Jerome guardò quel grottesco oggetto, pensando di provare un istintivo ribrezzo, invece non sentì alcuna emozione. La distruzione e la perdita dell’umanità di Starzynski erano state troppo complete, e quella mano avrebbe potuto essere un reperto dell’antico Egitto o un fossile, troppo distaccata dall’immediatezza della vita per avere un qualsiasi significato per coloro che continuavano ancora a respirare e a sentire nelle proprie vene il calore del flusso sanguigno.

«Vedete cosa volevo dire a proposito della consistenza delle ceneri?» disse McGrath sfiorando il sacchetto più grande con un dito. «Non so quale temperatura sia stata necessaria per ottenere questo risultato. Certo una temperatura eccezionalmente elevata.»

«Eppure non ci sono tracce d’incendio nel resto della stanza.»

«Così dicono» confermò McGrath con un’alzata di spalle. «Sono ben contento di non dover stabilire la causa della morte di quest’uomo.»
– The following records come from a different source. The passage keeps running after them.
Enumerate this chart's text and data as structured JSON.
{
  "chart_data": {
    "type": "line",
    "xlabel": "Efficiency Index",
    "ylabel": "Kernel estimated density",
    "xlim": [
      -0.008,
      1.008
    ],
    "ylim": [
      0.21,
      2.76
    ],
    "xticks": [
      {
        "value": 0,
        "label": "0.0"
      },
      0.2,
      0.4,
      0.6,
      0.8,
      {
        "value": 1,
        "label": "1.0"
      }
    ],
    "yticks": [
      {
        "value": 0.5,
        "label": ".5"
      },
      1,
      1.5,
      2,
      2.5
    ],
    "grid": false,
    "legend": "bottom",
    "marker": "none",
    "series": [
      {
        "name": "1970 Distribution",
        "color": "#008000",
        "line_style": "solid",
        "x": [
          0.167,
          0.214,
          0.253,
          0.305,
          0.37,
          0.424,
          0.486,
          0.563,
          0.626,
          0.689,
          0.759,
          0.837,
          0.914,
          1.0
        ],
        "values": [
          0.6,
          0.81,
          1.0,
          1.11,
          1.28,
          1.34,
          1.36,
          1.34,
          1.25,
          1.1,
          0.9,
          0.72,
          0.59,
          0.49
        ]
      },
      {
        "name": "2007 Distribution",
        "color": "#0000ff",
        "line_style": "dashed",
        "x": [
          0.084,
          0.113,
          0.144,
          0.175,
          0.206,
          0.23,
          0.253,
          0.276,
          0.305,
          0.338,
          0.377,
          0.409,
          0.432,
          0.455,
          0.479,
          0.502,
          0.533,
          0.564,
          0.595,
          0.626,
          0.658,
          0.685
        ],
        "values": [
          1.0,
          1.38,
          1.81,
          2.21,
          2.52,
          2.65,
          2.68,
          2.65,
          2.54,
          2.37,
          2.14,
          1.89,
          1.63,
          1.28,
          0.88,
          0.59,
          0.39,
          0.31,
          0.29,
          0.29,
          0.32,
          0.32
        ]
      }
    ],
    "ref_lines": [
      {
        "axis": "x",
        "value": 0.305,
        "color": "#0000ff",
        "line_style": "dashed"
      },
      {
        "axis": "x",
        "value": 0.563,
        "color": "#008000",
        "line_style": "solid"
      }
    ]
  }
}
«Non avete qualche teoria?»

«L’unica a cui potrei dare un po’ di credito è che o Maeve Starzynski ha ucciso suo padre o l’ha trovato morto, l’ha smembrato e l’ha infilato per una settimana in una potente fornace per ridurlo così.»

Jerome manifestò sbuffando il suo scetticismo. «Perché dovrebbe averlo fatto?»

«Non ne ho idea, a me tocca solo spiegare le condizioni fisiche dei resti, ma la teoria è comunque inutile, perché i vicini hanno parlato con Starzynski meno di un’ora prima della sua morte. Vi basta? Vi interessa altro qui dentro?»

«No, ma credo di capire meglio il problema, adesso. Grazie per avermi dedicato parte del vostro tempo.»

«Felice di esservi stato utile.» McGrath fece scorrere il cassetto col suo macabro contenuto nell’interno del vano, chiuse a chiave lo sportello e restituì le chiavi al giovane grasso. Mervyn salutò con un cenno, e prima che i due fossero usciti aveva già riacceso la radio.

«Certa gente non ha rispetto per i morti» commentò malinconicamente McGrath.